前回まで、FuelPHPを題材にして、MVCという構成について勉強しました。
FuelPHPで勉強するMVC - Controller編 - きまブログ
FuelPHPで勉強するMVC - View編 - きまブログ
FuelPHPで勉強するMVC - Model編 - きまブログ


これは、過去にPHP4(!)でvi(!)でベタ書き(!)で作ってきたウェブアプリであれば、
どのようにフレームワークベースに置き換えていけるか?
という視点から「改造」をベースに考えてきたからです。


でも、フレームワークの魅力は、コードの自動生成のようです。
FuelPHPの場合、これを「oil generate 〜コマンド」で実現します。
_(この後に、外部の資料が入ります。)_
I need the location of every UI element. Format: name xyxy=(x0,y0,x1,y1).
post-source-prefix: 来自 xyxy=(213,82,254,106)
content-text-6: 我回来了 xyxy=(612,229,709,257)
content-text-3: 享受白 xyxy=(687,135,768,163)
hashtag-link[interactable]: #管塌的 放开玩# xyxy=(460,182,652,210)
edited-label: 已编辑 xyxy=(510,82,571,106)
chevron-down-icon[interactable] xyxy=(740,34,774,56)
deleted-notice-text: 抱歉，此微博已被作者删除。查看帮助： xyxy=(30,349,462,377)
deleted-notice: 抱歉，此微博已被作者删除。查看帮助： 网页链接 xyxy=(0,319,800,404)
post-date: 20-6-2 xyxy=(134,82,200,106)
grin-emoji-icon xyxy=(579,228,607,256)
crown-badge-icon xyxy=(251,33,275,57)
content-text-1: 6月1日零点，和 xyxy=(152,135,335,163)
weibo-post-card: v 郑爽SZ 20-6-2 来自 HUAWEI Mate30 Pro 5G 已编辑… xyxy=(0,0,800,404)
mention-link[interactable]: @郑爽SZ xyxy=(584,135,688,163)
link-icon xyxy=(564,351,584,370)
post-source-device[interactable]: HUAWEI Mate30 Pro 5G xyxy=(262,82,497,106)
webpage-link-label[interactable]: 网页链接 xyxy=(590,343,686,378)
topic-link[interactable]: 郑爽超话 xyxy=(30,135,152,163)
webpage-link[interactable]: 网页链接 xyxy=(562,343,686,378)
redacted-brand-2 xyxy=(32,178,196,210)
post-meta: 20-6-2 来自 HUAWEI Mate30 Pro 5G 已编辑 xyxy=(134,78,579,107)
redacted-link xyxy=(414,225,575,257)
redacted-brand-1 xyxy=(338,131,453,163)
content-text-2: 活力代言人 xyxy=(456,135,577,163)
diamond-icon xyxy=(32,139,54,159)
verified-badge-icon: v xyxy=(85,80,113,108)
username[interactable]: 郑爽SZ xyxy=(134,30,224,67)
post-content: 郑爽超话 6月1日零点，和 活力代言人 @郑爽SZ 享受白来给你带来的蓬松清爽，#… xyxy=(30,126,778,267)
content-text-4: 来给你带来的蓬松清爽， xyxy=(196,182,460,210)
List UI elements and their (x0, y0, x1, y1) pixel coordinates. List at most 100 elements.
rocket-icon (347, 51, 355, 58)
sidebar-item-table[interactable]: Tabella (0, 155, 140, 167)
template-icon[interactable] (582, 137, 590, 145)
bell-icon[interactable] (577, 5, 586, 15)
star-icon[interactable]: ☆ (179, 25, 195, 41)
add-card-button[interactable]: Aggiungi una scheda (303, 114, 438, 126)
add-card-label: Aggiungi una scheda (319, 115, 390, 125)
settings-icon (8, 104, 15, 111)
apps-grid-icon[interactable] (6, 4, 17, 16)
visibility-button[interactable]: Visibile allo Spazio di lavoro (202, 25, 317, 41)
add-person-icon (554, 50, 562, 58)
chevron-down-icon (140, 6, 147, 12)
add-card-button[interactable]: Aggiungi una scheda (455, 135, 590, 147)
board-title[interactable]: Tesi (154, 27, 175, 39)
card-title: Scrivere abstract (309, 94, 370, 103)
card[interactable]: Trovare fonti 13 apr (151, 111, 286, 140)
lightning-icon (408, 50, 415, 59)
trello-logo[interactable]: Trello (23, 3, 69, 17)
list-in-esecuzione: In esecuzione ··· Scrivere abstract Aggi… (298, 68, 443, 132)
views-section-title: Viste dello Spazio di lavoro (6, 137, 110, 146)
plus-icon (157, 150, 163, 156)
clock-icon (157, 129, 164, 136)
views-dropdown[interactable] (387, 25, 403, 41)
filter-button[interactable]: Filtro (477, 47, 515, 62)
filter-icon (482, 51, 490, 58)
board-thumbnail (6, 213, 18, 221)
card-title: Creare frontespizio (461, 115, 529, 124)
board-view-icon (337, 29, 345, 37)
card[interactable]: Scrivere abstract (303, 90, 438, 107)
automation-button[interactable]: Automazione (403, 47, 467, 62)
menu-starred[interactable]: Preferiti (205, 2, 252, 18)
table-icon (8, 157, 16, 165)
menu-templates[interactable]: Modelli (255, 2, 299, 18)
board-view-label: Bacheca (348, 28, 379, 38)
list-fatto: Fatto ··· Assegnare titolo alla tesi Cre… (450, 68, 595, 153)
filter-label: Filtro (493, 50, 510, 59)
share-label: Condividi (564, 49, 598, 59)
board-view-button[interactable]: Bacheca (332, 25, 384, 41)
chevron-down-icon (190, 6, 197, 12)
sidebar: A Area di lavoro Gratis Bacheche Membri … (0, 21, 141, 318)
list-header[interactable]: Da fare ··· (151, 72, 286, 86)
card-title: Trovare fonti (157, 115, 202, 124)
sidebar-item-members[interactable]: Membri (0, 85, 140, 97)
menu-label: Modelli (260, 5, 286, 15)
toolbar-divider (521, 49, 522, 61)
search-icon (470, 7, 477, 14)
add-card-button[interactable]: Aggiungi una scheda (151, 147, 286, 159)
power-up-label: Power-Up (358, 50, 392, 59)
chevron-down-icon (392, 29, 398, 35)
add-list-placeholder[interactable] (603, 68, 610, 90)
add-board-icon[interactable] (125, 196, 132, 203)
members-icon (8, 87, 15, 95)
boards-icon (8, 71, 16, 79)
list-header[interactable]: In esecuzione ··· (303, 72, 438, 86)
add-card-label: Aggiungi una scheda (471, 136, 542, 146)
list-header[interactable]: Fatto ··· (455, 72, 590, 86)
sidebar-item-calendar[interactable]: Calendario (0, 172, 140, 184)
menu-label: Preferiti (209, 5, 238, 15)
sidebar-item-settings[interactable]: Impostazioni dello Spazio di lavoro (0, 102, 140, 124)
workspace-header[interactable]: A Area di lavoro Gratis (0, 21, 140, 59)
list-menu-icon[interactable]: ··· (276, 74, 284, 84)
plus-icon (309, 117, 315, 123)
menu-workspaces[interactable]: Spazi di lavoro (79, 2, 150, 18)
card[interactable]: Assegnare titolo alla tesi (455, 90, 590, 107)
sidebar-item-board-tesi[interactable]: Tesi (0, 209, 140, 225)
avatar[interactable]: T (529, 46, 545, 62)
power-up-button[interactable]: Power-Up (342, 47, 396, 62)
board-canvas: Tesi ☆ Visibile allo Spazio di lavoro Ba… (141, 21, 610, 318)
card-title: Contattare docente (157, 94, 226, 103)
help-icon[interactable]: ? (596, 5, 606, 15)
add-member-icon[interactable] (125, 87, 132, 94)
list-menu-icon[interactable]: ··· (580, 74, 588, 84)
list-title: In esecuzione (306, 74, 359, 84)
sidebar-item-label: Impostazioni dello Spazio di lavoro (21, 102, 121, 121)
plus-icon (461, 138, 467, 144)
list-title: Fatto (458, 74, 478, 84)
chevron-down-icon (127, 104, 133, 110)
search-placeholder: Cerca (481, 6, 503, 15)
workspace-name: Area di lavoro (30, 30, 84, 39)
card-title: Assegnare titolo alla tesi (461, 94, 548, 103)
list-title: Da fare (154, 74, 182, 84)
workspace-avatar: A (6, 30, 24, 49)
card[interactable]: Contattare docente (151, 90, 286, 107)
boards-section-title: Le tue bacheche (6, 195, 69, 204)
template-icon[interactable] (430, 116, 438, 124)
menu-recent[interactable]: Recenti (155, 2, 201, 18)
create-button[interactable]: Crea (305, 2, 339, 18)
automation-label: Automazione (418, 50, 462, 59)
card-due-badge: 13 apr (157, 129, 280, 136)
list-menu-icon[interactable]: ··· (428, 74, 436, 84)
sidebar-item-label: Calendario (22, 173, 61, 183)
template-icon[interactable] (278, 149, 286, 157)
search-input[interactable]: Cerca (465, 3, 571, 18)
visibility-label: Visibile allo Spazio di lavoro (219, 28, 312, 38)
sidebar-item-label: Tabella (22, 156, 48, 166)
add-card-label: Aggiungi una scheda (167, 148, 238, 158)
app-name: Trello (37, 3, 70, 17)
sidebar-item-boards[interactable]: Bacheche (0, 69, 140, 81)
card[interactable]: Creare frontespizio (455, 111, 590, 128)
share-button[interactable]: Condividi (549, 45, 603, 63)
そこで、oilコマンドで生成されるコードの意味が分かるように、
いままでの学習の「補習」をしてみました。
今回は、MVCの構造ではなく、FuelPHPの構造のお勉強です。

手書きからコード自動生成へ - Controller編

とりあえず、実行してみます。
コマンドを叩くのは、oilが置いてあるプロジェクトの一番上のディレクトリです。
それ以外だと、なんか知らんエラーが出ます。。(これもナゾ。。)

$ oil generate controller ffff action1 action2
Creating view: /home/kima/test_app/fuel/app/views/template.php
Creating view: /home/kima/test_app/fuel/app/views/ffff/action1.php
Creating view: /home/kima/test_app/fuel/app/views/ffff/action2.php
Creating controller: /home/kima/test_app/fuel/app/classes/controller/ffff.php

4つのファイルを生成してくれました。
これを解析していきます。
まず、コントローラーから。

/fuel/app/classes/controller$ cat ffff.php 
<?php

class Controller_Ffff extends Controller_Template
{

	public function action_action1()
	{
		var_dump($this->template);
		$data["subnav"] = array('action1'=> 'active' );
		$this->template->title = 'Ffff &raquo; Action1';
		$this->template->content = View::forge('ffff/action1', $data);
		var_dump($this->template);
	}

	public function action_action2()
	{
		$data["subnav"] = array('action2'=> 'active' );
		$this->template->title = 'Ffff &raquo; Action2';
		$this->template->content = View::forge('ffff/action2', $data);
	}

}

いままでの学習から違うこと。

  1. 継承されるクラスは「Controller_Template」となったこと。
  2. action_actionX()メソッドにある、$data[“subnav”]とは?
  3. action_actionX()メソッドにある、$this->template->titleとは?
  4. action_actionX()メソッドにある、$this->template->contentとは?
Controller_Templateクラスとは?

場所:/fuel/core/classes/controller/template.php
従来のControllerクラスにbeforeメソッドとafterメソッドを追加したクラスです。
これらは、それぞれaction_*()メソッドを実行する前と後に自動的に実行されるメソッドみたい。


・before()メソッド
あらかじめ出力用の変数 $this->templateへ、
(生成された) /fuel/app/views/template.php を保存しておいてくれる。


・action_actionX()メソッド

ffff/action1.php で埋め込まれる $subnav に値を代入する。
template.php で埋め込まれる$titleと$content に値を代入する。
(この仕組みは、下記の マジックメソッド参照)


・after()メソッド
Ffffクラスでの処理を加えた、$this->template をreturnする。
だから、Ffffクラスであえて、View::forge()しなくても表示される。と思う。

PHP - マジックメソッドとは?

なぞ。
ホントにあってるかもナゾですが。。一応。。

$this->template->title = “something

titleなんて、プロパティはどこにもないぞ。
こんなことしたら、エラーになるんじゃない?

というわけで、$this->template->title = “something” を読み解いていきます。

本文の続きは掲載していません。